United Kingdom's William Hague has quit as foreign secretary and has decided to stay in the cabinet as Leader of the Commons.
William HagueReuters

United Kingdom's William Hague has quit as foreign secretary and has decided to stay in the cabinet as Leader of the Commons, Downing Street has said in a surprise announcement that precedes a major shakeup of the Conservative-led government.

Prime Minister David Cameron's office has said that Hague – who has played the most important role as Britain's most visible statesman on international crises in the Middle East, Syria and Ukraine – was moving to the post in the House of Commons and will give up politics next year.

Cameron added that Hague would be his "de facto political deputy in the run-up to the election" in May 2015 and will lead the campaign for conservative majority in the British parliament.

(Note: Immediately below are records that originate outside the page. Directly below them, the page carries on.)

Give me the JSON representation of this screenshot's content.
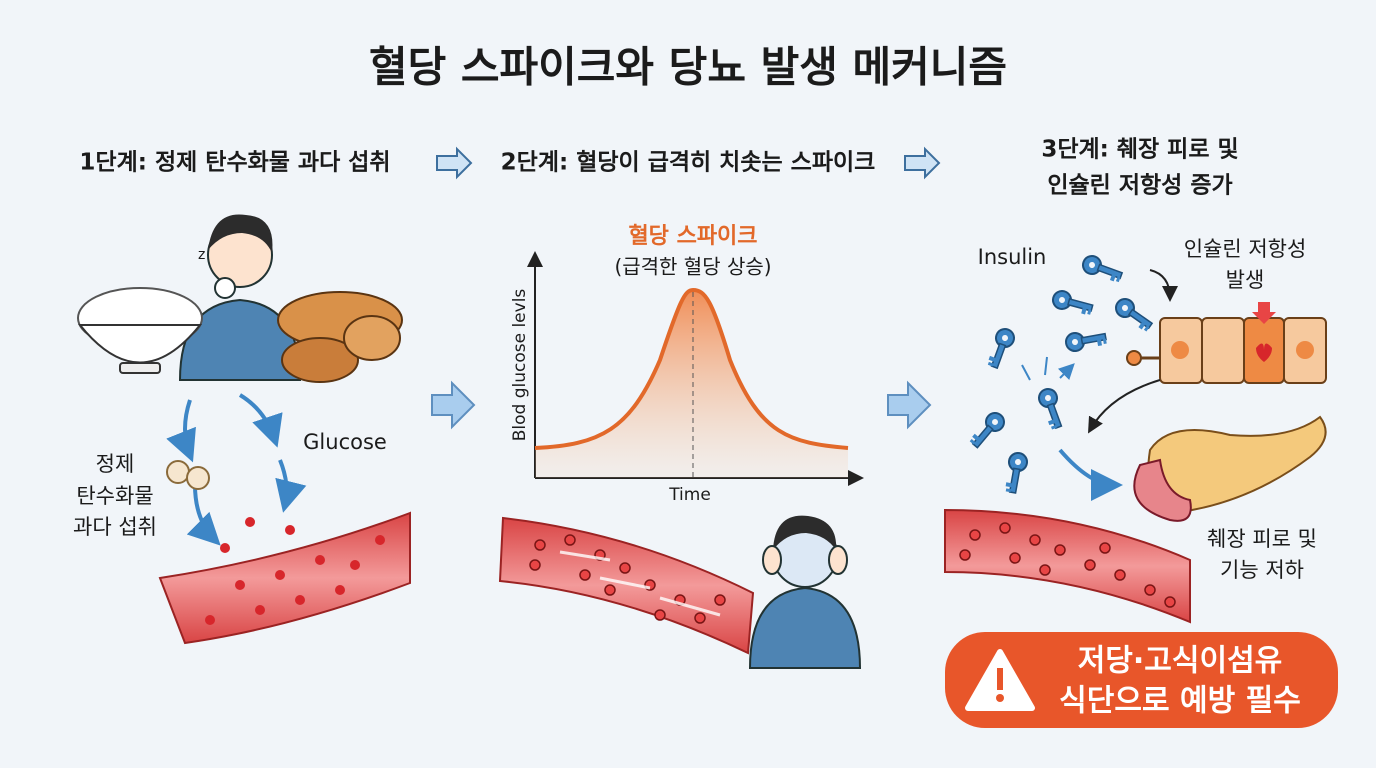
{
  "title": "혈당 스파이크와 당뇨 발생 메커니즘",
  "steps": [
    {
      "lines": [
        "1단계: 정제 탄수화물 과다 섭취"
      ]
    },
    {
      "lines": [
        "2단계: 혈당이 급격히 치솟는 스파이크"
      ]
    },
    {
      "lines": [
        "3단계: 췌장 피로 및",
        "인슐린 저항성 증가"
      ]
    }
  ],
  "panel1": {
    "label": [
      "정제",
      "탄수화물",
      "과다 섭취"
    ],
    "glucose": "Glucose"
  },
  "panel2": {
    "chart_title": "혈당 스파이크",
    "chart_subtitle": "(급격한 혈당 상승)",
    "y_label": "Blod glucose levls",
    "x_label": "Time"
  },
  "panel3": {
    "insulin": "Insulin",
    "resistance": [
      "인슐린 저항성",
      "발생"
    ],
    "pancreas": [
      "췌장 피로 및",
      "기능 저하"
    ]
  },
  "warning": [
    "저당·고식이섬유",
    "식단으로 예방 필수"
  ]
}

The news comes just hours before Cameron was due to announce a major Cabinet shuffle on Tuesday, but the news of Hague's departure comes as a surprise to many politicians and public figures.

The veteran politician is leaving the Parliament after 26 years as MP for Richmond, North Yorkshire.

As part of the same ministerial reshuffle, veteran Conservative MP Ken Clarke has also stepped down, reports BBC.

According to senior ministers cited by the news channel, the current defence secretary, Philip Hammond, will replace Hague's position.

"William Hague as been one of the leading lights of the Conservative Party for a generation, leading the party and serving in two cabinets," Cameron said paying his tributes to Hague.

"Not only has he been a first class foreign secretary – he has also been a close confidante, a wise counselor and a great friend. He will remain as first secretary of state and my de facto political deputy in the run up to the election – and it is great to know that he will be a core part of the team working to ensure an outright Conservative victory at the next election."

Hague, who will now remain as a member of the National Security Council, said: "By the time of the general election next year, I will have served 26 years in the House of Commons and it will be 20 years since I first joined the cabinet.

"In government there is a balance to strike between experience on the one hand and the need for renewal on the other, and I informed the prime minister last summer that I would not be a candidate at the next general election."